Saturday, September 26, 2015

Who is the narrator of The Strange Case of Dr. Jekyll and Mr. Hyde?

The narrator of The Strange Case of Dr. Jekyll and Mr. Hyde is an anonymous third person limited narrator who directs how the story will be told, beginning in Chapter 1 where thenarrator says:



"Mr. Utterson the lawyer was a man of a rugged countenance that was never lighted by a smile; cold, scanty and embarrassed in discourse..."



This narrator tells the story through the experience, thoughts, feelings, actions, motives of Mr. Utterson, which is why a story about Jekyll and Hyde starts out with a description of Mr. Utterson. Since the narrator is limited and not omniscient, (1) Stevenson always orients the story from Utterson's point of view and (2) Stevenson was free to expand his narratorial options by having three different people, therefore three different voices, take over the narration at various points in the story.


The first place in which another narratorial voice takes over the story is in Chapter 1 in which Mr. Enfield, Utterson's distant cousin and confidant, introduces Mr. Hyde by telling Utterson about a most peculiar incident that he was involved in that centered on Hyde. So in this instance, Stevenson employs the literary technique of an embedded narrator: a third person narrator telling about a character narrating a story to another character, a technique Joseph Conrad also used in Heart of Darkness.


In Chapters 9 and 10, Stevenson employs another technique to vary the narratorial voice although the narrator remains the same third person limited narrator, as is confirmed in Chapter 8: " Mr.

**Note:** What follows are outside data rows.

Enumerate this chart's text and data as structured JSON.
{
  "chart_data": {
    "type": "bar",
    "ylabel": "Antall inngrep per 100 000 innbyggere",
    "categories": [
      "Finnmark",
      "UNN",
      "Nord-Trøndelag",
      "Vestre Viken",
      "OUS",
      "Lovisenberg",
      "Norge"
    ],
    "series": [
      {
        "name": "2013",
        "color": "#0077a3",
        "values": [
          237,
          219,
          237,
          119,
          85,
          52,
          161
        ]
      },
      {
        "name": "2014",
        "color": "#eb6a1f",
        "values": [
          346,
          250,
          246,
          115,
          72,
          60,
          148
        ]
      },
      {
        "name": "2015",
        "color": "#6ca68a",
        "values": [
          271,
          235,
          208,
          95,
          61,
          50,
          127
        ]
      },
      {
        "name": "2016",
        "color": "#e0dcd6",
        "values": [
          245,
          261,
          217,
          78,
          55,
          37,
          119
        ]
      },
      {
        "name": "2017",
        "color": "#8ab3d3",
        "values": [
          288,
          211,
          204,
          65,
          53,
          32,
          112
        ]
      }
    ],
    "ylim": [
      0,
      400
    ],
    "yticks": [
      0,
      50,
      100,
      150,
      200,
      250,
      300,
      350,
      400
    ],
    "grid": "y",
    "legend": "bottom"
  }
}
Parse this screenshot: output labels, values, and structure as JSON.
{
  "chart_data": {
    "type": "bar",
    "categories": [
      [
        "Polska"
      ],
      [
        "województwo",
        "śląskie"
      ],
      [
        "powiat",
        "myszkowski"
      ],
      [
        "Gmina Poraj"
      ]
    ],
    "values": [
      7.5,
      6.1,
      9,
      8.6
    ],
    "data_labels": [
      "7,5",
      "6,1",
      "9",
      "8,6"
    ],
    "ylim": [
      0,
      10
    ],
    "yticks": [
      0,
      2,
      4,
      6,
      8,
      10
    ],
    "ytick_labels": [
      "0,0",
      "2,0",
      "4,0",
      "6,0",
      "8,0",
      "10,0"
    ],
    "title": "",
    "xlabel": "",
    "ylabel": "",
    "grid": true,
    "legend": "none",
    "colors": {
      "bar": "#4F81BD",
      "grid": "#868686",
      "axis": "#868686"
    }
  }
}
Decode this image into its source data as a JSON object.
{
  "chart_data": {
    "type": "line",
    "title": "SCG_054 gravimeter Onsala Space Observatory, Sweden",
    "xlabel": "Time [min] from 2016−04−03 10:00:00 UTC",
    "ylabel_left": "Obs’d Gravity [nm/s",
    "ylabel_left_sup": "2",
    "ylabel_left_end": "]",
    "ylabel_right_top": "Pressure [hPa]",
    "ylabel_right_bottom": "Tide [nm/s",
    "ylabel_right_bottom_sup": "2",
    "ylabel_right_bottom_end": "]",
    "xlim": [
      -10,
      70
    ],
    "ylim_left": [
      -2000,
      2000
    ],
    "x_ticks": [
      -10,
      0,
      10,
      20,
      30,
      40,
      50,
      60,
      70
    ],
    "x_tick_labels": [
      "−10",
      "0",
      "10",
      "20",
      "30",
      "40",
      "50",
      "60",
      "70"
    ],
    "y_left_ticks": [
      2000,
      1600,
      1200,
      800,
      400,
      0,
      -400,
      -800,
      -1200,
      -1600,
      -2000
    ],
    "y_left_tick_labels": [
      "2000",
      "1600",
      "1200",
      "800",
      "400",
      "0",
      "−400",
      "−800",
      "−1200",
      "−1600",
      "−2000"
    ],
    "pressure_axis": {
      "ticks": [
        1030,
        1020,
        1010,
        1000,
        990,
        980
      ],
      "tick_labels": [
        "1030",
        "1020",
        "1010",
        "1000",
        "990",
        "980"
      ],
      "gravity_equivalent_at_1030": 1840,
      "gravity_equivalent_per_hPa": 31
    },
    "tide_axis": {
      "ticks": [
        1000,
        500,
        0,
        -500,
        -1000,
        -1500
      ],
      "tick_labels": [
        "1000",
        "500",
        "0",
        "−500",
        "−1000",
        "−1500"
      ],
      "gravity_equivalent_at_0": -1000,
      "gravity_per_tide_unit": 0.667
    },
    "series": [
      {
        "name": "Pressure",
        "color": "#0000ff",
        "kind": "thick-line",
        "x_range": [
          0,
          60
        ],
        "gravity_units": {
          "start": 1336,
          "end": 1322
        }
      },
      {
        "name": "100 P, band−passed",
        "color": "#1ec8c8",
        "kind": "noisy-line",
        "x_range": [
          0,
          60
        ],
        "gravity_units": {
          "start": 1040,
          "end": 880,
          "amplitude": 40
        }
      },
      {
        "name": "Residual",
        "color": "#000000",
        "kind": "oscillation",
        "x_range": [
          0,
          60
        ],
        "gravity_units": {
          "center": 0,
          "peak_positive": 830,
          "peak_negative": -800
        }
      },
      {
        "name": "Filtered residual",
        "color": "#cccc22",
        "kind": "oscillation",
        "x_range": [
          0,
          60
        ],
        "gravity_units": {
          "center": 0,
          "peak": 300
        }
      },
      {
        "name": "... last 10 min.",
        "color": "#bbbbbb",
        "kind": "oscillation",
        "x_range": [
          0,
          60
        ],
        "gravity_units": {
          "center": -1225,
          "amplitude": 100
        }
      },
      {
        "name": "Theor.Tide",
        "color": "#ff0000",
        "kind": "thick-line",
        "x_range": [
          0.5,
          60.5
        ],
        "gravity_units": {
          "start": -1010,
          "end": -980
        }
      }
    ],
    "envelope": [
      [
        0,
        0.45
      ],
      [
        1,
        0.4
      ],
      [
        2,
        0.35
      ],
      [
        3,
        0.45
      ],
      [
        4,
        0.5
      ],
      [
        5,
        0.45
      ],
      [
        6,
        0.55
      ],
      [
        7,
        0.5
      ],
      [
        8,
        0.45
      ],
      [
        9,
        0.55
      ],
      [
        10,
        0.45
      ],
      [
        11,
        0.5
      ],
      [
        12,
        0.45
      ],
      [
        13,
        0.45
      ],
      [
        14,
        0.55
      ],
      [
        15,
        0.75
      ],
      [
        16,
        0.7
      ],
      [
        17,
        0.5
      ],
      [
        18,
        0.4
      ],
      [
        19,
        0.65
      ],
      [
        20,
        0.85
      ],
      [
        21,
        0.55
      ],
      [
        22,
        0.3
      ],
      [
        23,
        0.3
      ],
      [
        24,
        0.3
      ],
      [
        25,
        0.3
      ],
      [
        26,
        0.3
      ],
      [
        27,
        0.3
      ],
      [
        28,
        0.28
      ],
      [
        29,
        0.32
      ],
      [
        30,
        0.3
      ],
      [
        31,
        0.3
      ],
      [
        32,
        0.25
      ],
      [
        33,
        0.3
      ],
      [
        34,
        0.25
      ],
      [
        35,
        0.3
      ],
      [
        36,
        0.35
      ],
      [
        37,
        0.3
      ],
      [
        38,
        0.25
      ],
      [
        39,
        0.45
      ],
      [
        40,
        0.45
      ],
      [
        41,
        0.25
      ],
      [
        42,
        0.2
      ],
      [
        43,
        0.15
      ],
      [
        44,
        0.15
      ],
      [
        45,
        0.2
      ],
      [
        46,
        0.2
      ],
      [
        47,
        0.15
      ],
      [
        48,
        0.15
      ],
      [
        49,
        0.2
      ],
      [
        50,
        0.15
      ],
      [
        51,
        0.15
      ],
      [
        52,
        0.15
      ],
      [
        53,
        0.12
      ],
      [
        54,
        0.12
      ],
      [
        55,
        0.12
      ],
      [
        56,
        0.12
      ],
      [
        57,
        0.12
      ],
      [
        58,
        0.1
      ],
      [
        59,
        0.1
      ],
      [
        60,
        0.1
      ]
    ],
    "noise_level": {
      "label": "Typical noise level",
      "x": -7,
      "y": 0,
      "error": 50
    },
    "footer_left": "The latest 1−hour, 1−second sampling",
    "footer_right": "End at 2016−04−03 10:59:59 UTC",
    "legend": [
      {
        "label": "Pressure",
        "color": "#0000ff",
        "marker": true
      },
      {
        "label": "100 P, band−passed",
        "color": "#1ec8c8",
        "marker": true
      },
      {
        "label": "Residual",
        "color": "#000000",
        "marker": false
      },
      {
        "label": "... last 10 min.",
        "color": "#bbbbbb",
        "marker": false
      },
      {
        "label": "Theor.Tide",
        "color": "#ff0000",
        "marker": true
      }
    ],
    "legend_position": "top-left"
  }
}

Utterson was sitting by his fireside one evening after dinner,...." In chapters 9 and 10, Stevenson employs two letters, one from Dr. Lanyon to Mr. Utterson and one from Dr. Jekyll to Mr. Utterson, to continue the story of Dr. Jekyll and Mr. Hyde. This is called an epistolary (letter) technique.


So, while the narrator is an invovled ("Never (she used to say, with streaming tears, when she narrated that experience), never had she felt...") though objective third person limited (one point of view through one character) narrator, the narratorial voice varies through embedded narration (Mr. Enfield) and two instances of epistolary narration in which Dr. Lanyon speaks (Chapter 9) and then Dr. Jekyll speaks (Chapter 10).